Nothing is known about Paulus Bor's youth. He went to Italy in 1623. The earliest record of him is a document from 1623, which says he was living in a house in the parish of Sant' Andrea dell Fratte in Rome with three other painters, whose names are no longer known. In 1624 and 1625, he shared a home in Piazza di Spagna and subsequently one in Strada dell'Olmo with the Hoorn painter Jan Linsen and the Italian Michelangelo Cerquozzi. In Rome Paulus Bor was one of the founders of a group of artists known as the 'bentvueghels'. He is portrayed with his companions in a drawing at the museum in Rotterdam. Bacchus, the god of wine, is seated in the middle, with Bor and his friend Jan Linsen on either side. Bor's name is given as 'Paolus Borro Alias Orlando', Jan Linsen's as 'Joan Linsen, Alias Hermafrodito'.

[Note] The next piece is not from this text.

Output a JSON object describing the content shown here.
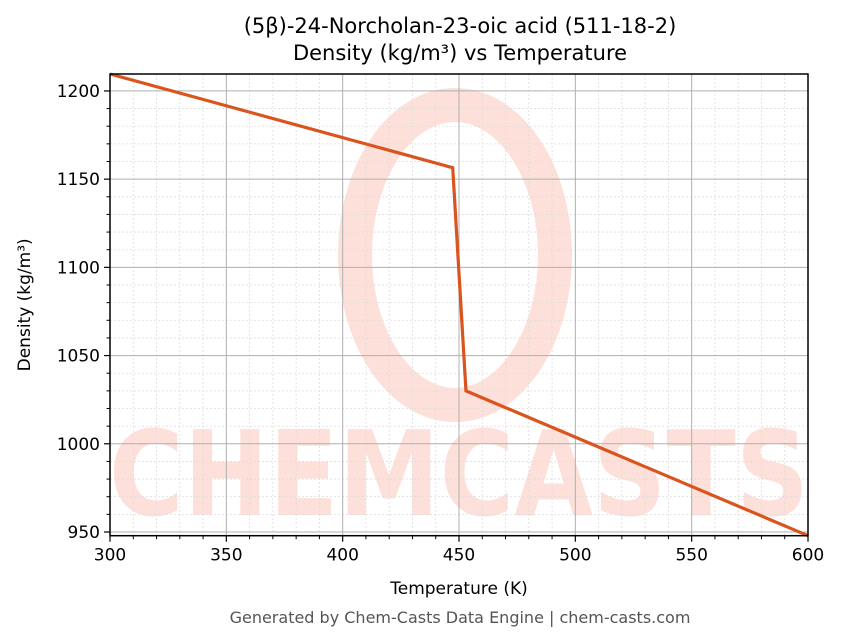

In 1626, Bor was back in Amersfoort, where he was a member of the Brotherhood of St Luke. A short time later, in 1628, he painted a very large family portrait (120 x 320 cm) with no fewer than thirteen people. This picture is now in the Pieters en Blokland Gasthuis in Amersfoort. After his return to the Netherlands, his pictures do reflect the prevailing local Caravaggesque style, but are more classicizing, and are reminiscent of painters elsewhere in the Netherlands, such as Pieter de Grebber in Haarlem and Caesar van Everdingen in The Hague.
In 1632, Paulus Bor married Aleijda van Crachtwijck. Their combined assets in property and documents at the time of their marriage amounted to 10,000 guilders, which gives us some idea of the extent of their wealth. The couple had several children.
In the meantime Bor had made such progress that Jacob van Campen engaged him to work on the decoration of Frederik Hendrik's palace at Honselaarsdijk, which has unfortunately since been destroyed. The two Amersfoort artists remained in touch with one another until Van Campen's death in 1657. Due to the close contact of the artists, some of Campen's classicist works have been confused with those of Bor.
In 1656, Bor, who was a Catholic, became regent of the almshouse 'De Armen de Poth'. He painted an overmantel for one of its rooms, which can still be seen there today. Paulus Bor died on 10 August 1669. His friends attending the funeral marked the occasion in the spirit of the deceased, it would seem, by downing a barrel of wine.